Pity The Nation

Justice Asif Saeed Khosa, Judge Supreme Court of Pakistan, while agreeing with the decision of the court, wrote additional remarks depicting the state of the nation and reminding people of their duty to the Country. I am copying a very effective poetic part of it. Complete version can be seen here.

3. With an apology to Khalil Gibran, and with reference to the present context, I may add as follows:

Pity the nation that achieves nationhood in the name of a religion but pays little heed to truth, righteousness and accountability which are the essence of every religion.

Pity the nation that proclaims democracy as its polity but restricts it to queuing up for casting of ballots only and discourages democratic values.

Pity the nation that measures honour with success and respect with authority, that despises sublime and cherishes mundane, that treats a criminal as a hero and considers civility as weakness and that deems a sage a fool and venerates the wicked.

Pity the nation that adopts a Constitution but allows political interests to outweigh constitutional diktat.

Pity the nation that demands justice for all but is agitated when justice hurts its political loyalty.
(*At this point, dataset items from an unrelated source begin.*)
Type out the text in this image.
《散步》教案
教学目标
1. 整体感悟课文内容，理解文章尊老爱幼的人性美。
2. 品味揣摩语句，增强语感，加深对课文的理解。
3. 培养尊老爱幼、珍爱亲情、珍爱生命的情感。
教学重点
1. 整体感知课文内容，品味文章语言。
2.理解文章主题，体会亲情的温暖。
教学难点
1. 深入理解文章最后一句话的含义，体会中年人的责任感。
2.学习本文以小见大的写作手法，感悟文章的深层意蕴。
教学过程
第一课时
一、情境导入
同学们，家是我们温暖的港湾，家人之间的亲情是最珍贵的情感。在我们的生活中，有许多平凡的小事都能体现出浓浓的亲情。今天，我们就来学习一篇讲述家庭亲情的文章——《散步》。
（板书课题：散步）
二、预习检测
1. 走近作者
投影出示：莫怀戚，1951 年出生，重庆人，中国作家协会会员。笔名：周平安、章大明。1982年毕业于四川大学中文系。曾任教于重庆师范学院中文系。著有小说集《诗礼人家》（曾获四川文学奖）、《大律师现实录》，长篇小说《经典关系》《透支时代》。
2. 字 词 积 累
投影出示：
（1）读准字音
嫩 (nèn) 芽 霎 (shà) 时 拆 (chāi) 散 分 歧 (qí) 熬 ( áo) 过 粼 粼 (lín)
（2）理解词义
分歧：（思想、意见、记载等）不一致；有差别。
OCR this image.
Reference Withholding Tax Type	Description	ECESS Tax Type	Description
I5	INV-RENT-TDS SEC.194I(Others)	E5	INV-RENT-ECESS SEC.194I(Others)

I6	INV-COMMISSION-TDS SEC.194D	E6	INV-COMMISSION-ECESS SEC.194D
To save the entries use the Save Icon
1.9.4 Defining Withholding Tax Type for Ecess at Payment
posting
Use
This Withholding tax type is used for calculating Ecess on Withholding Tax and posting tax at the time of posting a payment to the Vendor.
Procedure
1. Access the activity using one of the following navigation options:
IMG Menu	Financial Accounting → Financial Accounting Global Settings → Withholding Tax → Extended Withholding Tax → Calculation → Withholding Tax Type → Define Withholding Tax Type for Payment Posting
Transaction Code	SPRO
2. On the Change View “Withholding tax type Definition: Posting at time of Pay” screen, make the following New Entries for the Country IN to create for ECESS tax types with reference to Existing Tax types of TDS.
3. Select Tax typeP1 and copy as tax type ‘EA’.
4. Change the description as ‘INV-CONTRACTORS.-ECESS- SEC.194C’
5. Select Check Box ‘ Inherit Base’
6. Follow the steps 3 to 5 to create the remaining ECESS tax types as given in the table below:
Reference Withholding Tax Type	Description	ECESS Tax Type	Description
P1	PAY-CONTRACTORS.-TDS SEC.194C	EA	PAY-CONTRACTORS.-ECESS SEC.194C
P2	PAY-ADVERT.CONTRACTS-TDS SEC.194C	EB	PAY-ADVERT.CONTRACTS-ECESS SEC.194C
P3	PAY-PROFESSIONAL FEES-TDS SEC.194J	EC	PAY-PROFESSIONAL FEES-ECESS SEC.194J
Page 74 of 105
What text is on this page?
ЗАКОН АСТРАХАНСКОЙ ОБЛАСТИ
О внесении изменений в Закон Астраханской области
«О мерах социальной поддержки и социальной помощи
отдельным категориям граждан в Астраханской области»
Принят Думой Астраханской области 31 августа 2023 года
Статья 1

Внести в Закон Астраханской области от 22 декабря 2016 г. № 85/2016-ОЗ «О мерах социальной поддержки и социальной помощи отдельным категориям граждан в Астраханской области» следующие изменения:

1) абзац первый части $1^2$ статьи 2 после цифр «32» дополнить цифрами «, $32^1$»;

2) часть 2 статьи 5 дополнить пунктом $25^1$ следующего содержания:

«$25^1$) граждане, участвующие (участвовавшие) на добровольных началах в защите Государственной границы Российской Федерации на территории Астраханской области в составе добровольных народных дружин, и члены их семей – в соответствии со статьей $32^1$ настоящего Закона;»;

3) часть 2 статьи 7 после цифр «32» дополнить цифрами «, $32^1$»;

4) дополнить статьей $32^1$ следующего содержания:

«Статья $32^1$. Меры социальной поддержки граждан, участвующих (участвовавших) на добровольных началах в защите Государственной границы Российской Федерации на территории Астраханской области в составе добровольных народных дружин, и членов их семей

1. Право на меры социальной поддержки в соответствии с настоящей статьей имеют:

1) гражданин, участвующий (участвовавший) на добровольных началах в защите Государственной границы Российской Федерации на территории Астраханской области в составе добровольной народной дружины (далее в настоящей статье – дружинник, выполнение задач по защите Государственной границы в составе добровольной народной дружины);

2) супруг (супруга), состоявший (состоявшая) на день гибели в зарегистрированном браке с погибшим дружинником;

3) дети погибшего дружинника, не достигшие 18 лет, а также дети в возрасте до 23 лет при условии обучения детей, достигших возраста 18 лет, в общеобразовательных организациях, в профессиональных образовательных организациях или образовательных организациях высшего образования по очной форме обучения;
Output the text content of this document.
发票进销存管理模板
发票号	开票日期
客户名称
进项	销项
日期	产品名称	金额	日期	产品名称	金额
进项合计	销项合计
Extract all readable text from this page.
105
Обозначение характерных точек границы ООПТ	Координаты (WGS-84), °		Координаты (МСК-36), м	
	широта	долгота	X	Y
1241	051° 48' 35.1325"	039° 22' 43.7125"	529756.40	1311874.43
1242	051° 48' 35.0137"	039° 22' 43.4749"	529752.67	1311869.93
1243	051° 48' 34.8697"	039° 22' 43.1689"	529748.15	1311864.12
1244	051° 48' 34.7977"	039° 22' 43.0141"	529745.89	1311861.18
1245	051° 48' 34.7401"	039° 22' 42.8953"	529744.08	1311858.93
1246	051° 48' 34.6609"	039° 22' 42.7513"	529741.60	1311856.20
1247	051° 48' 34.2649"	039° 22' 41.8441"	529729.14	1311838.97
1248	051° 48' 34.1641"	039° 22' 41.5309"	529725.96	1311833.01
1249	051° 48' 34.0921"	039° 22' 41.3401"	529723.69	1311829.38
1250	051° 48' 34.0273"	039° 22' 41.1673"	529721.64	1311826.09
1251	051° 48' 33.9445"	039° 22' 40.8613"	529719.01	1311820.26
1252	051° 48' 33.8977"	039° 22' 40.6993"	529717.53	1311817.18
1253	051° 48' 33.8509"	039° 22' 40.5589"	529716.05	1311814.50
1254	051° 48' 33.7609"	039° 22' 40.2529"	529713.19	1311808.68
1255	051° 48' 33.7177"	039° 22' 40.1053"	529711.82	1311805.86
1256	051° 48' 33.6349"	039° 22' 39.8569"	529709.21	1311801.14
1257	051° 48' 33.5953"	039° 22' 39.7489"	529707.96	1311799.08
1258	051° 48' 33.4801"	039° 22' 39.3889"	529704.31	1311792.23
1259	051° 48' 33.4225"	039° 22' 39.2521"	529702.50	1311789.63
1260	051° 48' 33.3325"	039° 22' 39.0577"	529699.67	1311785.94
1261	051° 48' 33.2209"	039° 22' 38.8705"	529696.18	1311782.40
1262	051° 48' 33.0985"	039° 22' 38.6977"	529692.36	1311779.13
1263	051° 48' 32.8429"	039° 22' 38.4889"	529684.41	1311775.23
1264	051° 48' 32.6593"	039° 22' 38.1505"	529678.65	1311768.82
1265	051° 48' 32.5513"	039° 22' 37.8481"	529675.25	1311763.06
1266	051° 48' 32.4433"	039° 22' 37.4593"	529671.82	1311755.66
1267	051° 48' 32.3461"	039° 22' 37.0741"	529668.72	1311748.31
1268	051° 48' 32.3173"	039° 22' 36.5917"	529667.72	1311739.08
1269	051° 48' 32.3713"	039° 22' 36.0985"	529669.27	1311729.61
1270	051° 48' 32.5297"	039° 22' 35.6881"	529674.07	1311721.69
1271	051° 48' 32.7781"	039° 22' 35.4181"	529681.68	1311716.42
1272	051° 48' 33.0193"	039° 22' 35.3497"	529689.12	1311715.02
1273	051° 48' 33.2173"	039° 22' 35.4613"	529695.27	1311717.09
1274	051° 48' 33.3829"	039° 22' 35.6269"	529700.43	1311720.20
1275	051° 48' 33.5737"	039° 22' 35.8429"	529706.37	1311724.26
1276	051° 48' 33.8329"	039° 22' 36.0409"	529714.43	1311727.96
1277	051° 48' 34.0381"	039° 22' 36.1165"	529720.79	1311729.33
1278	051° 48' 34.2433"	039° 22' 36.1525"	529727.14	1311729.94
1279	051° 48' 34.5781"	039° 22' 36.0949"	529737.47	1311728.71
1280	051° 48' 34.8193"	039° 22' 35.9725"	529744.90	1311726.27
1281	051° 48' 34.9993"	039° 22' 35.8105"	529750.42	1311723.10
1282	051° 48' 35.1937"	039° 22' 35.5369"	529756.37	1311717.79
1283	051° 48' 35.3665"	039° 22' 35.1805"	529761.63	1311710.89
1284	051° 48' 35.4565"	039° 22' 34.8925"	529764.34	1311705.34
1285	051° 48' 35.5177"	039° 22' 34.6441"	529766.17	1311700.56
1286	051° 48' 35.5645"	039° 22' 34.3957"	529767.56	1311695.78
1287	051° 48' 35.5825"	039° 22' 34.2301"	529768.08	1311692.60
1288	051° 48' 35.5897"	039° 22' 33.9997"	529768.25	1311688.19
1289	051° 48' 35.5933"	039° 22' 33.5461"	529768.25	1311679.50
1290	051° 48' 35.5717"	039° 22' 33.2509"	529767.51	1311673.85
Pity the nation whose servants treat their solemn oaths as nothing more than a formality before entering upon an office.

Pity the nation that elects a leader as a redeemer but expects him to bend every law to favour his benefactors.

Pity the nation whose leaders seek martyrdom through disobeying the law than giving sacrifices for the glory of law and who see no shame in crime.

Pity the nation that is led by those who laugh at the law little realizing that the law shall have the last laugh.

Pity the nation that launches a movement for rule of law but cries foul when the law is applied against its bigwig, that reads judicial verdicts through political glasses and that permits skills of advocacy to be practised more vigorously outside the courtroom than inside.

Pity the nation that punishes its weak and poor but is shy of bringing its high and mighty to book.

Pity the nation that clamours for equality before law but has selective justice close to its heart.

Pity the nation that thinks from its heart and not from its head.

Indeed, pity the nation that does not discern villainy from nobility.